Of course, I come at this novel from the perspective of a modern reader. And, of all of Austen’s books, I think it is Mansfield Park which has aged the worst. Austen comes across as moralizing, arguing that the simple life of the country is better than the dissolute manners of the city, and Fanny’s moralism is likely a product of Austen’s own upbringing. There is some belief that Aunt Norris (the officious elder sister of Lady Bertram) is based on Austen’s own sister-in-law. And, frankly… I think the characters suffer a bit for that moralizing.

If, however, you focus on how self-deluding and selfish the supposedly superior Bertrams are compared to the inferior Fanny Price (inferior based, of course, on birth and status), there are vestiges of Austen’s disdain for the concept of titles and the supposed superiority of birth status over what is earned. Fanny is born poor, but it is she who is the strongest and who is, arguably, better. The problem comes with the interpretation that it is BECAUSE Fanny was born poor that she was a better person, which the final chapter makes the case for.

In the end, Fanny gets Edmund, Tom doesn’t die, and the Crawfords are dismissed from Mansfield society. Why, then, do I wish Fanny had flipped the entire Bertram family the deuces and run off to become an explorer?

OK… I might write that.

Well… what to drink with this novel? I’d say something dangerous. The kind of drink you almost don’t realize will make you do naughty things, but only almost. That way you can decide just how far it is you want to go. And, of course, Sir Thomas goes to Antigua, which is in the West Indies, so I’m thinking rum. So… I’m going to go… mojito! Who doesn’t love mojitos? I’m a great fan of raspberry mojitos, myself (just add some raspberries while you muddle). If you want to be a Fanny and remain morally uncorrupted, remove the rum… or just stare disapprovingly from the corner. If you want to be Edmund, begin by drinking the virgin version and then gradually add more rum in order to impress Mary Crawford. For the rest of us… just party hardy. In fact, skip the book altogether and just drink. You’ll have much more fun. Trust me.

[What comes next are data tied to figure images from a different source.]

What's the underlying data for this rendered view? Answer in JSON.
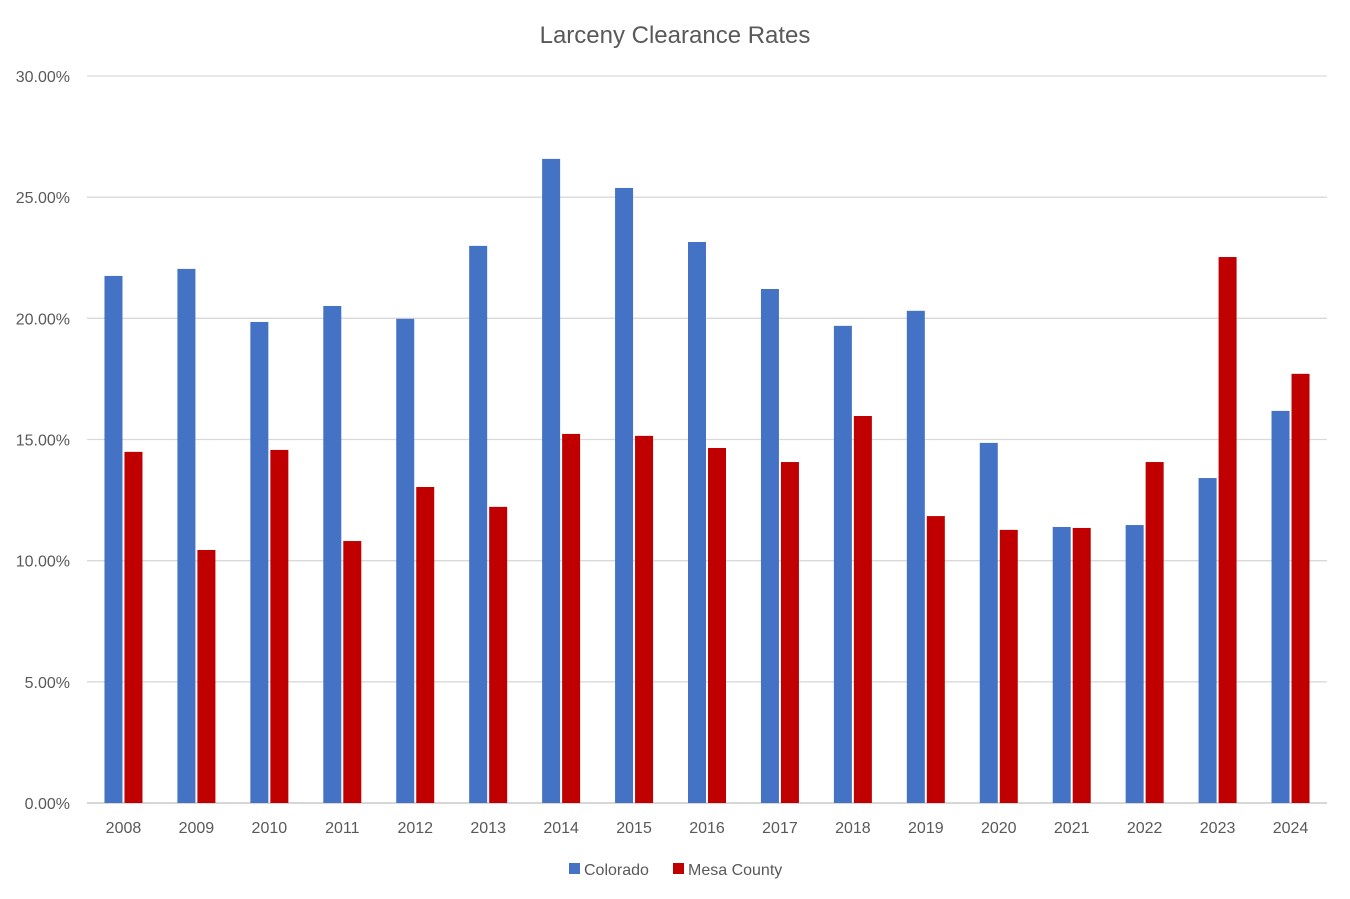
{
  "chart_data": {
    "type": "bar",
    "title": "Larceny Clearance Rates",
    "xlabel": "",
    "ylabel": "",
    "ylim": [
      0,
      30
    ],
    "yticks": [
      0,
      5,
      10,
      15,
      20,
      25,
      30
    ],
    "ytick_labels": [
      "0.00%",
      "5.00%",
      "10.00%",
      "15.00%",
      "20.00%",
      "25.00%",
      "30.00%"
    ],
    "grid": true,
    "legend_position": "bottom",
    "categories": [
      "2008",
      "2009",
      "2010",
      "2011",
      "2012",
      "2013",
      "2014",
      "2015",
      "2016",
      "2017",
      "2018",
      "2019",
      "2020",
      "2021",
      "2022",
      "2023",
      "2024"
    ],
    "series": [
      {
        "name": "Colorado",
        "color": "#4472C4",
        "values": [
          21.75,
          22.04,
          19.85,
          20.51,
          19.98,
          22.99,
          26.58,
          25.38,
          23.15,
          21.21,
          19.69,
          20.31,
          14.86,
          11.39,
          11.47,
          13.41,
          16.18
        ]
      },
      {
        "name": "Mesa County",
        "color": "#C00000",
        "values": [
          14.49,
          10.44,
          14.57,
          10.81,
          13.04,
          12.22,
          15.23,
          15.15,
          14.65,
          14.07,
          15.97,
          11.84,
          11.27,
          11.35,
          14.07,
          22.53,
          17.71
        ]
      }
    ]
  }
}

In fact, I think I’m going to go make one now. But use soda water, not tonic. Tonic’s gross. It even sounds gross. Actually, I bet Fanny Price drinks tonic water because that’s what good people do…

Anyway, that’s it from me today. I’ve been unfair to Fanny Price for long enough. Until tomorrow, where A will bring you the weekly Shakespeare report!


Buy the Book:

If you must…


A Recipe for Raspberry Mojitos! (You can omit the Chambord if you like. I’ve found I don’t need it. A few really ripe raspberries is totally enough.)

(Make sure to buy WHITE RUM! Bacardi is fine since you’re mixing it.)



2 thoughts on “Boozy Books: Mansfield Park

  1. Hilarious! I love the alcohol suggestion! I agree that Mansfield Park is the most troubling of all of her novels. I think that is largely due to Fanny’s door mat status. Jane Austen’s other characters are so lively and witty and Fanny is not at all. Even Ann from Persuasion is more likeable than Fanny. The plot is also just not interesting. Poor Mansfield Park, but you are not alone in this sentiment!

    Liked by 1 person

    1. I’m glad you liked the entry! I confess, mojito doesn’t *quite* fit the feel of the novel, but it definitely fits what I want to drink while talking about it. I want to like Fanny, but I just can’t. Sometimes I think she would have been better off with Henry Crawford (if he’d had the patience to wait for her); she would have tempered him and he would have forced her to let go.